Blick in den Gletschertopf:
Ausschnitt: Maximalausdehnung des Würmgletschers im Westallgäu
Entstehung des Gletschertopfes (nach W. Krieg, stark verändert)
Eine Reise in die Vergangenheit: Die geheimnisvolle Entstehung der Scheidegger Wasserfälle vor 25.000 Jahren
Vor etwa 25.000 Jahren war das gesamte Gebiet bis weit nach Norden unter einem mächtigen Mantel aus Gletschereis begraben. Inmitten der eisigen Landschaft bildeten sich im Eiszeitsommer Schmelzwasserbäche an der Oberfläche des Gletschers. Mit ungezügelter Kraft stürzten sie an verschiedenen Stellen durch Gletscherspalten hinab zur Sohle.
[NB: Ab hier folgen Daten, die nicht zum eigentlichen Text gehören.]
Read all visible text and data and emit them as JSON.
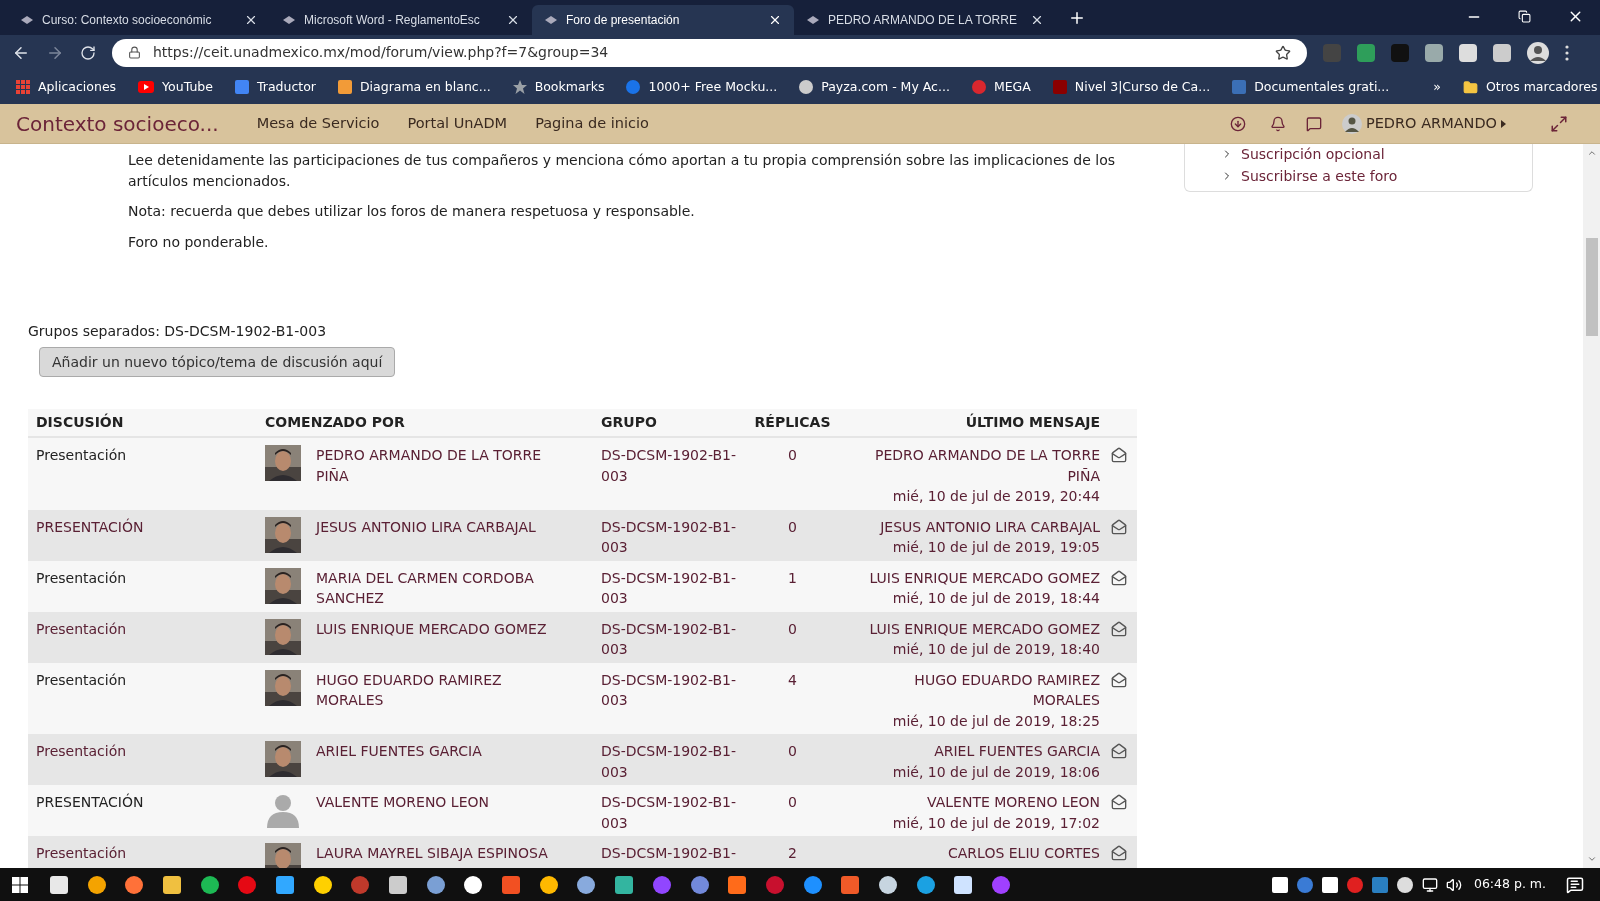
{
  "browser": {
    "tabs": [
      {
        "title": "Curso: Contexto socioeconómic",
        "selected": false
      },
      {
        "title": "Microsoft Word - ReglamentoEsc",
        "selected": false
      },
      {
        "title": "Foro de presentación",
        "selected": true
      },
      {
        "title": "PEDRO ARMANDO DE LA TORRE",
        "selected": false
      }
    ],
    "url": "https://ceit.unadmexico.mx/mod/forum/view.php?f=7&group=34",
    "bookmarks": [
      {
        "label": "Aplicaciones",
        "kind": "grid",
        "color": "#e94235"
      },
      {
        "label": "YouTube",
        "kind": "play",
        "color": "#ff0000"
      },
      {
        "label": "Traductor",
        "kind": "square",
        "color": "#4285f4"
      },
      {
        "label": "Diagrama en blanc...",
        "kind": "square",
        "color": "#f29b38"
      },
      {
        "label": "Bookmarks",
        "kind": "star",
        "color": "#9aa0a6"
      },
      {
        "label": "1000+ Free Mocku...",
        "kind": "circle",
        "color": "#1a73e8"
      },
      {
        "label": "Payza.com - My Ac...",
        "kind": "circle",
        "color": "#cccccc"
      },
      {
        "label": "MEGA",
        "kind": "circle",
        "color": "#d9272e"
      },
      {
        "label": "Nivel 3|Curso de Ca...",
        "kind": "square",
        "color": "#8b0000"
      },
      {
        "label": "Documentales grati...",
        "kind": "square",
        "color": "#3b6fb6"
      }
    ],
    "more": "»",
    "other_bookmarks": "Otros marcadores"
  },
  "site_nav": {
    "brand": "Contexto socioeco...",
    "links": [
      "Mesa de Servicio",
      "Portal UnADM",
      "Pagina de inicio"
    ],
    "user": "PEDRO ARMANDO"
  },
  "sidebar": {
    "items": [
      "Suscripción opcional",
      "Suscribirse a este foro"
    ]
  },
  "intro": [
    "Lee detenidamente las participaciones de tus compañeros y menciona cómo aportan a tu propia comprensión sobre las implicaciones de los artículos mencionados.",
    "Nota: recuerda que debes utilizar los foros de manera respetuosa y responsable.",
    "Foro no ponderable."
  ],
  "groups_label": "Grupos separados: DS-DCSM-1902-B1-003",
  "add_button": "Añadir un nuevo tópico/tema de discusión aquí",
  "table": {
    "columns": [
      "DISCUSIÓN",
      "COMENZADO POR",
      "GRUPO",
      "RÉPLICAS",
      "ÚLTIMO MENSAJE"
    ],
    "rows": [
      {
        "discussion": "Presentación",
        "default_avatar": false,
        "starter": "PEDRO ARMANDO DE LA TORRE PIÑA",
        "group": "DS-DCSM-1902-B1-003",
        "replies": "0",
        "last_author": "PEDRO ARMANDO DE LA TORRE PIÑA",
        "last_date": "mié, 10 de jul de 2019, 20:44"
      },
      {
        "discussion": "PRESENTACIÓN",
        "default_avatar": false,
        "starter": "JESUS ANTONIO LIRA CARBAJAL",
        "group": "DS-DCSM-1902-B1-003",
        "replies": "0",
        "last_author": "JESUS ANTONIO LIRA CARBAJAL",
        "last_date": "mié, 10 de jul de 2019, 19:05"
      },
      {
        "discussion": "Presentación",
        "default_avatar": false,
        "starter": "MARIA DEL CARMEN CORDOBA SANCHEZ",
        "group": "DS-DCSM-1902-B1-003",
        "replies": "1",
        "last_author": "LUIS ENRIQUE MERCADO GOMEZ",
        "last_date": "mié, 10 de jul de 2019, 18:44"
      },
      {
        "discussion": "Presentación",
        "default_avatar": false,
        "starter": "LUIS ENRIQUE MERCADO GOMEZ",
        "group": "DS-DCSM-1902-B1-003",
        "replies": "0",
        "last_author": "LUIS ENRIQUE MERCADO GOMEZ",
        "last_date": "mié, 10 de jul de 2019, 18:40"
      },
      {
        "discussion": "Presentación",
        "default_avatar": false,
        "starter": "HUGO EDUARDO RAMIREZ MORALES",
        "group": "DS-DCSM-1902-B1-003",
        "replies": "4",
        "last_author": "HUGO EDUARDO RAMIREZ MORALES",
        "last_date": "mié, 10 de jul de 2019, 18:25"
      },
      {
        "discussion": "Presentación",
        "default_avatar": false,
        "starter": "ARIEL FUENTES GARCIA",
        "group": "DS-DCSM-1902-B1-003",
        "replies": "0",
        "last_author": "ARIEL FUENTES GARCIA",
        "last_date": "mié, 10 de jul de 2019, 18:06"
      },
      {
        "discussion": "PRESENTACIÓN",
        "default_avatar": true,
        "starter": "VALENTE MORENO LEON",
        "group": "DS-DCSM-1902-B1-003",
        "replies": "0",
        "last_author": "VALENTE MORENO LEON",
        "last_date": "mié, 10 de jul de 2019, 17:02"
      },
      {
        "discussion": "Presentación",
        "default_avatar": false,
        "starter": "LAURA MAYREL SIBAJA ESPINOSA",
        "group": "DS-DCSM-1902-B1-",
        "replies": "2",
        "last_author": "CARLOS ELIU CORTES"
      }
    ]
  },
  "taskbar": {
    "clock": "06:48 p. m."
  }
}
Das herabstürzende Wasser prallte mit gewaltiger Energie auf das anstehende Gestein und formte die beeindruckende Landschaft, die wir heute als Scheidegger Wasserfälle kennen. Dabei verstärkten Rollsteine, die vom Wasser mitgerissen wurden und bei ihrer Drehbewegung das Gestein berührten, die weitere Ausrundung der Felsen – so erklärt es eine Tafel vor Ort.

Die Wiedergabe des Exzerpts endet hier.